KKTC için düşündüğümüzde, ilk önce bir KDV indirimi konuşulmuş olsa da uygulanmadığını görüyorum. Uygulansa bile kontrolü yapılmadı. Ekonominin kötü gidişatı ile artan fiyatlar devletin koyduğu yüksek KDV’ler ile katlandıkça katlanıyor. En basit örneğini ekim ayında beklediğimiz elektronik cihazlara uygulanacak olan KDV’nin düşürülmesinden göreceğiz. Anlamlandıramadığım şekilde anlık döviz kurları üzerinden satış yapan bir elektronik piyasamız var, “franchise”lar olmadığı için bu cihazları şirketler değil kişiler satıyor. Yani her ne kadar devlet biz KDV’yi düşürdük dese de önemli olan ürünü satacak olan satıcının bu fiyatı düşürüp düşürmeyeceği.

 

  • Moody’s’in verdiği kredi notu neden Türk lirasını etkiliyor?
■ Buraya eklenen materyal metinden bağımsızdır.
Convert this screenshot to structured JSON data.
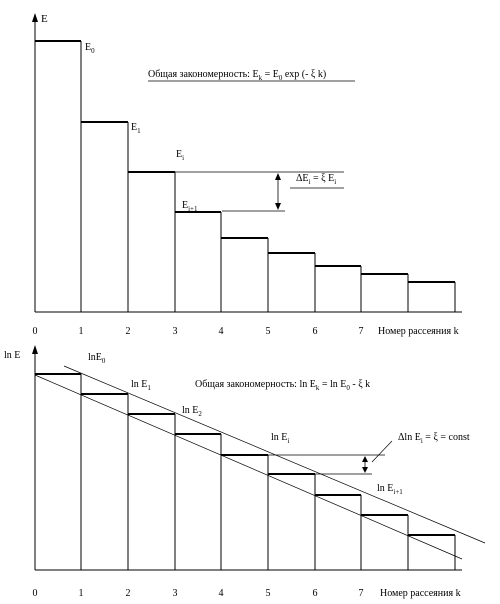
{
  "top": {
    "y_label": "E",
    "x_label": "Номер рассеяния  k",
    "x_ticks": [
      "0",
      "1",
      "2",
      "3",
      "4",
      "5",
      "6",
      "7"
    ],
    "levels": [
      {
        "label": "E",
        "sub": "0"
      },
      {
        "label": "E",
        "sub": "1"
      },
      {
        "label": "",
        "sub": ""
      },
      {
        "label": "",
        "sub": ""
      },
      {
        "label": "",
        "sub": ""
      },
      {
        "label": "",
        "sub": ""
      },
      {
        "label": "",
        "sub": ""
      },
      {
        "label": "",
        "sub": ""
      },
      {
        "label": "",
        "sub": ""
      }
    ],
    "ei_label": {
      "label": "E",
      "sub": "i"
    },
    "ei1_label": {
      "label": "E",
      "sub": "i+1"
    },
    "formula": {
      "prefix": "Общая закономерность:  E",
      "k": "k",
      "mid": " = E",
      "zero": "0",
      "suffix": " exp (- ξ k)"
    },
    "delta": {
      "a": "ΔE",
      "sub1": "i",
      "b": " = ξ E",
      "sub2": "i"
    }
  },
  "bottom": {
    "y_label": "ln E",
    "x_label": "Номер рассеяния  k",
    "x_ticks": [
      "0",
      "1",
      "2",
      "3",
      "4",
      "5",
      "6",
      "7"
    ],
    "levels": [
      {
        "label": "lnE",
        "sub": "0"
      },
      {
        "label": "ln E",
        "sub": "1"
      },
      {
        "label": "ln E",
        "sub": "2"
      },
      {
        "label": "",
        "sub": ""
      },
      {
        "label": "",
        "sub": ""
      },
      {
        "label": "",
        "sub": ""
      },
      {
        "label": "",
        "sub": ""
      },
      {
        "label": "",
        "sub": ""
      },
      {
        "label": "",
        "sub": ""
      }
    ],
    "ei_label": {
      "label": "ln E",
      "sub": "i"
    },
    "ei1_label": {
      "label": "ln E",
      "sub": "i+1"
    },
    "formula": "Общая закономерность: ln E",
    "formula_k": "k",
    "formula_mid": " = ln E",
    "formula_zero": "0",
    "formula_suffix": " - ξ k",
    "delta": {
      "a": "Δln E",
      "sub": "i",
      "b": " = ξ = const"
    }
  },
  "colors": {
    "ink": "#000000",
    "background": "#ffffff"
  }
}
Kredi derecenlendirme kurumu olan Moody’s, Türkiye’nin kredi notunu B1’den B2(-)’a çekti. yani Moody’s hem notu düşürdü hem de bu durumun daha da kötüye gideceğini öngörüyor. Bu harfler ve sayılardan oluşan notlar Türkiye’nin kredilerini ödemedeki başarı/başarısızlıklarını gösteriyor. Türkiye’nin “default” verme riskinin çok yüksek olması yatırımcıları ülkeden uzaklaştırıyor. Kimse batma ihtimali bu derece yüksek bir ülkeye yatırım yapmak istemez.

 

Piotr Matys, not indirilmesinden sonra Türkiye ekonomisinin zor duruma gireceğini, negatif gidişatın devam edeceğini söylüyor. Bir taraftan da güçlü bir siyasi irade ve ekonomik reformlar ile bu gidişata uzun vadede tek çıkış kaynağı olduğunu belirtiyor. Tabii Matys’in Türk kurumlarının bu yorumlara olumlu cevap vereceğine bir inancı yok. Ne yazık ki benim de yok.

 

Ekonomik politikaların değişimi önce başarısızlığı kabul etmek ile başlar. Bu olmadıktan sonra, var olan bozuk düzenin üzerinde faiz değiştirilip, ek vergiler getirilerek hiçbir yere varılmayacağı aşikâr. Ne yazık ki önümüzde iç açıcı bir tablo görünmüyor.

 

Bir de KKTC var tabii ki, Türk ekonomisine doğrudan bağlı. Yabancı yatırımcıdan anladığı, ülkeyi çevrimiçi sahte bet ofisleri ve kumarhaneler ile doldurmak olan. Türkiye dışında hiç kimsenin gelip de yatırım yapamayacağı ülke. Sanki küçük dağları yaratmış gibi ülkeye ek gelir kaynağı olarak maske kullanmamasından gelecek cezaları bekleyen ülke. Gözümüzün önünde eriyen sağlık sistemine karşı bile, çıkıp da “Be arkadaşlar biz yanlış yapmışız.” diye halkına hesap veremeyecek ülke-ülkecik.

 

Hayırlısı… Yorumlarınızı bekliyorum, bakalım haftaya neleri tartışacağız!

 


 

Referanslar

Site editörleri. (2020). “Almanya’da enflasyon yüzde 0 çıktı”. Deutsche Welle Türkçe.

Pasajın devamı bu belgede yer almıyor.